Oggi, quale che sia il proprio punto di vista sulla legge elettorale, sussiste l’urgenza del voto elettronico. È urgente perché tempi, modi e costi per votare sarebbero adeguati alle esigenze reali del dibattito politico. Non è solo la questione estetico-funzionale delle file, degli spogli difficoltosi, dei tempi di voto lunghi. Taluni fra quanti vogliono le preferenze e altrettanti fra quanti le aborrono hanno un retropensiero inconfessato: le preferenze consentono il controllo del voto di ciascun elettore che sia condizionabile.
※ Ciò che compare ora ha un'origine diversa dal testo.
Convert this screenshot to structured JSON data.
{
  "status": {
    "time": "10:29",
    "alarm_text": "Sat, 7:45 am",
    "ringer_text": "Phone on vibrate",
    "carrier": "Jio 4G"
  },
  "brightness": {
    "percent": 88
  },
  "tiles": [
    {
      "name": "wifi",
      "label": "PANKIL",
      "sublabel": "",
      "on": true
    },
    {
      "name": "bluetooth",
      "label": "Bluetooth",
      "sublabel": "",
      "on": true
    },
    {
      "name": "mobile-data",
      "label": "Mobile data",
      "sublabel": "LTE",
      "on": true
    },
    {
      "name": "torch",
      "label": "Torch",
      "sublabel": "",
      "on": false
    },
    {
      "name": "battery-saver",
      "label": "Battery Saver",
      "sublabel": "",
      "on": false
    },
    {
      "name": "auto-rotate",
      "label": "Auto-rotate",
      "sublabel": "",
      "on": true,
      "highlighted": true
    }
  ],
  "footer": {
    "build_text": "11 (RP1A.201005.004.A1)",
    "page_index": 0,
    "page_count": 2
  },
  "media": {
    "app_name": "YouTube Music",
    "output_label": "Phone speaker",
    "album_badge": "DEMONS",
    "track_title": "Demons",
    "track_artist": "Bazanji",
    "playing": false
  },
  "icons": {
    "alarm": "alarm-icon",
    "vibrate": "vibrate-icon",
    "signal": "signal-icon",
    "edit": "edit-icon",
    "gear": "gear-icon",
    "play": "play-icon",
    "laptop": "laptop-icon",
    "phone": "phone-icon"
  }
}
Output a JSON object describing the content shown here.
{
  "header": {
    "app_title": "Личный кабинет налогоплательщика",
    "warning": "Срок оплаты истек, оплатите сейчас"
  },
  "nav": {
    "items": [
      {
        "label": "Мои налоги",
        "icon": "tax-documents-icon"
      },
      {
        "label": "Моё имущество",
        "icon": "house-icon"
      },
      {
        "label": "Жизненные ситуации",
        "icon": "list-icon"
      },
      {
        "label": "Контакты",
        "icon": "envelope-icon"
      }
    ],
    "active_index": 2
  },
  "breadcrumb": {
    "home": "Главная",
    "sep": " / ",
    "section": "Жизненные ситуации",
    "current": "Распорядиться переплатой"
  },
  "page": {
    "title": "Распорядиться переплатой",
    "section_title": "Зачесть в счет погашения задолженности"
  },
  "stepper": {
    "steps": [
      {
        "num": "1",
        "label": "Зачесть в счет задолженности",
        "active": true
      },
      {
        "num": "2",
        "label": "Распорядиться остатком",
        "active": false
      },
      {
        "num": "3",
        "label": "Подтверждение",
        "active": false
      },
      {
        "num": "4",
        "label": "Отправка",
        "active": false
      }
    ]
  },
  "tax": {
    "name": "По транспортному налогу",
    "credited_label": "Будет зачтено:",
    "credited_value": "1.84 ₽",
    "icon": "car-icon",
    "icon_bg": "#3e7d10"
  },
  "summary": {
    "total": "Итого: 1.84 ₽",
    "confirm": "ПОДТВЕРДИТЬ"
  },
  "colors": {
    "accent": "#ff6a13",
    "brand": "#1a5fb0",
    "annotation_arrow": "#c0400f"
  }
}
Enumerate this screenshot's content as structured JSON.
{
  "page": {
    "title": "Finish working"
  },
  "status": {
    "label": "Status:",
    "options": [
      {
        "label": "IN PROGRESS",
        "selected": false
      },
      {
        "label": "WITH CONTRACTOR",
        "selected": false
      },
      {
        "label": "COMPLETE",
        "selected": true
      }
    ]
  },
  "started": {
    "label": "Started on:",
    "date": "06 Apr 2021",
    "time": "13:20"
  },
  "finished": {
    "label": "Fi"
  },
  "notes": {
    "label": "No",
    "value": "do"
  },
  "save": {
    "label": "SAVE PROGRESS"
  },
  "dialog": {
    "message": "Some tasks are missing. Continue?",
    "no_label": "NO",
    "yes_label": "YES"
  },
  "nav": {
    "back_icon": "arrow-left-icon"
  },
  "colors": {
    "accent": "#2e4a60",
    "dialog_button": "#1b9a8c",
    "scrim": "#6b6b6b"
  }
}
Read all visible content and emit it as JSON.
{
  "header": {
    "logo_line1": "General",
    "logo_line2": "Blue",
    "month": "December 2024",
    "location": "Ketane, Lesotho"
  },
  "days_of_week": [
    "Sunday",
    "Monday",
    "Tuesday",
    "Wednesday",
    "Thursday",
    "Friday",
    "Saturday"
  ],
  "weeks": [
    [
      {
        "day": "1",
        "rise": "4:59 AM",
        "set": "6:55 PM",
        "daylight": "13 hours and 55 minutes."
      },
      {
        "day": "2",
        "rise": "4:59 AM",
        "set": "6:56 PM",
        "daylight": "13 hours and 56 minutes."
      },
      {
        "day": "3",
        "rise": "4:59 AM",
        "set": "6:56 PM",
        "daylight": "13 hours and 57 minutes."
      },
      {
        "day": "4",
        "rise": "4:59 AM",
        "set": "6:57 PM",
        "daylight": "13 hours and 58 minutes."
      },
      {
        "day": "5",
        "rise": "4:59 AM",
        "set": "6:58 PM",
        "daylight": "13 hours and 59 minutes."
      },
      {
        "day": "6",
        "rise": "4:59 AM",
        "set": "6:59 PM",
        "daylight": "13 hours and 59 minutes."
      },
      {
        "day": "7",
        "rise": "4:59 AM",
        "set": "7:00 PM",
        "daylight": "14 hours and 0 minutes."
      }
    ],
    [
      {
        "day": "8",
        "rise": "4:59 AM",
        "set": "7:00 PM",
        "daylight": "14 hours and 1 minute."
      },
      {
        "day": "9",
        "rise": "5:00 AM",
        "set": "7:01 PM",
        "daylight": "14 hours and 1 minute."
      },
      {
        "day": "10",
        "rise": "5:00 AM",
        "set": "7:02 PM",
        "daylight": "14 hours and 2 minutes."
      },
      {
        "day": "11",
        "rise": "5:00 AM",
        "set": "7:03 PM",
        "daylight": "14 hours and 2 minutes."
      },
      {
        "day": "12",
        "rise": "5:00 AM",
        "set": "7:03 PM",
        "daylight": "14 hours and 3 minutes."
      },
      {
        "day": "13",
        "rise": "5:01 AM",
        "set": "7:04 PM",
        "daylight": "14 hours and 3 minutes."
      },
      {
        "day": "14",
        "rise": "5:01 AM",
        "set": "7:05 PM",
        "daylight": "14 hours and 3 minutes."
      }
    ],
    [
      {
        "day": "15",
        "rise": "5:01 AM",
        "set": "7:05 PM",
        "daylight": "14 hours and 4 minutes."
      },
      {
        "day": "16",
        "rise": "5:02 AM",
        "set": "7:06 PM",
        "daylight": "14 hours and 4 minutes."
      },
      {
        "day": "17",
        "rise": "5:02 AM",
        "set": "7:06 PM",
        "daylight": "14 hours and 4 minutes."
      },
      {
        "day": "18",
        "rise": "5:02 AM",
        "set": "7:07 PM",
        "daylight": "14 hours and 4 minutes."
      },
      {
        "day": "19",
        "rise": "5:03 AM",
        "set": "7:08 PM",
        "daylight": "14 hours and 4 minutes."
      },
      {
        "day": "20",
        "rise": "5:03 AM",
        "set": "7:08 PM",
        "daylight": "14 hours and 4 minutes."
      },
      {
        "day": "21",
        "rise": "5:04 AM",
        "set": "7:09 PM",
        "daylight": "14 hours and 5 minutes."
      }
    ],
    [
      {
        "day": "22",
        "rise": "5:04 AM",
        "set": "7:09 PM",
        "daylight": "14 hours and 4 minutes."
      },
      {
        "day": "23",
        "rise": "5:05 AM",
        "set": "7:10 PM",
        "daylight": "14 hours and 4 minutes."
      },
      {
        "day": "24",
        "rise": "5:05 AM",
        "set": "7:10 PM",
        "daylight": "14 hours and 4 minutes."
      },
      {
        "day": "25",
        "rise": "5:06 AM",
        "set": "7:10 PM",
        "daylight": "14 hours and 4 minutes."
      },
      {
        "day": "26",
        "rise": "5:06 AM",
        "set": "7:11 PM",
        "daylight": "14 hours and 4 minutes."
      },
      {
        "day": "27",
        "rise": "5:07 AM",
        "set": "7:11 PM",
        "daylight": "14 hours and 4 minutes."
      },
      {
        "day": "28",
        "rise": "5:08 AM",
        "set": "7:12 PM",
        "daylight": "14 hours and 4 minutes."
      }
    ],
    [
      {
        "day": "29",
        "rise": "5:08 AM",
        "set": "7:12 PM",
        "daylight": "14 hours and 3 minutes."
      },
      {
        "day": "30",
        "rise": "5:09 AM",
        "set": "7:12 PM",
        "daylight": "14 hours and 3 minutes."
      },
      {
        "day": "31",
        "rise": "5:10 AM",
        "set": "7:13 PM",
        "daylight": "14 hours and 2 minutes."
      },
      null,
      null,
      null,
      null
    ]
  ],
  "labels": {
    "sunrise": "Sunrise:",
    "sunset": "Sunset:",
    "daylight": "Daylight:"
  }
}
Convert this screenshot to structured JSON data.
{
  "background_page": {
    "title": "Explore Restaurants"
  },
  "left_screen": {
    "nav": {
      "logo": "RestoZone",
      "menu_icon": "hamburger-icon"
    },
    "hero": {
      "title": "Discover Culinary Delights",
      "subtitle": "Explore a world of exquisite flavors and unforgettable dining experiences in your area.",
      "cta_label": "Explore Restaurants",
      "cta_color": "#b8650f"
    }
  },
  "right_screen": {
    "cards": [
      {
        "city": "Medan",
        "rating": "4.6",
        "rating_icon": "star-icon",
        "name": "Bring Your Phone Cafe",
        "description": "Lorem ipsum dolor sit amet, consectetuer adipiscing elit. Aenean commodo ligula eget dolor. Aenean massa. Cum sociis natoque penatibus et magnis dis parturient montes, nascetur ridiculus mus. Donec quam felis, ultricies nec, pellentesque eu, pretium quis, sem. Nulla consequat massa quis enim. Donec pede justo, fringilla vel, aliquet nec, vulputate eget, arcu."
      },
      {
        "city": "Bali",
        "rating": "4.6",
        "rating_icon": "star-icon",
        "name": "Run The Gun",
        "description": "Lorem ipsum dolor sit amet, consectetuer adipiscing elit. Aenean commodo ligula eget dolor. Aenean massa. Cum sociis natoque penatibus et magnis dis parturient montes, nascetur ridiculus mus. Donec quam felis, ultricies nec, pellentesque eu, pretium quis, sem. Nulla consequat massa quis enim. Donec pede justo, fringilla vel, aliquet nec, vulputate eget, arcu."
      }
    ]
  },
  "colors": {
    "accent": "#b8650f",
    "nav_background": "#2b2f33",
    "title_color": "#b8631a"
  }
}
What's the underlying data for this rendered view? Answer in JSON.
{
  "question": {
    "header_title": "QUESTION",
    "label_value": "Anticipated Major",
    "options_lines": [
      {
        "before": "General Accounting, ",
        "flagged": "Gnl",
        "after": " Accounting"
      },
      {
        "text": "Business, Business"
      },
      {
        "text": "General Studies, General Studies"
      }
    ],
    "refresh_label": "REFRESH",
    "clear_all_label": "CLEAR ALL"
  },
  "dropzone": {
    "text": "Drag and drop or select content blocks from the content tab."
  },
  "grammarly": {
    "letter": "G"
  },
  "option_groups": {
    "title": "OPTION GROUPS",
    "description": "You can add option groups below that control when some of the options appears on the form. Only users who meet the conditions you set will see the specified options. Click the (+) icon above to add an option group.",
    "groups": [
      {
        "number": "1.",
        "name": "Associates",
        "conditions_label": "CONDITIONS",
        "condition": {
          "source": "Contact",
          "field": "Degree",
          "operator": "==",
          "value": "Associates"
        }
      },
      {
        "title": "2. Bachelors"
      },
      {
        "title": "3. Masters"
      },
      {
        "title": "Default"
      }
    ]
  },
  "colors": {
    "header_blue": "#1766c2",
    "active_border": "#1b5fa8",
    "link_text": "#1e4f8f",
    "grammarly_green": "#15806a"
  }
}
Le preferenze coi numeri di lista, ovunque vi sia un capataz politico o malavitoso, offrono la possibilità di imporre a ciascun elettore da lui condizionato la combinazione di voti tale da individuarlo univocamente.
Quanti siete in famiglia? Quattordici persone? Bene, nel seggio 44 di Scampia devo trovare 14 schede con la combinazione 3-1-18. Guai se quel farabutto non trovasse tutte le 14 schede così votate. Difficile negare che sia inaccettabile soggiacere a ricatti di tal genere dopo aver speso tante (in)utili parole contro la corruzione. È davvero inaccettabile? Non si direbbe, visto che, pur senza imbrogli sulle preferenze, oggi vi è la tracciabilità assoluta anche con le liste bloccate, se uno smartphone fotografa nel segreto del seggio il proprio voto, offrendo l’immagine da mostrare al sinistro controllore.
Stare al passo coi tempi significa costruire un sistema di voto che sia al sicuro tanto dai sistemi grossolani e tuttavia efficaci come le “combinazioni”, come pure dalle intrusioni h-itech nel segreto del seggio. Il voto elettronico è democrazia. Ma vogliamo la democrazia?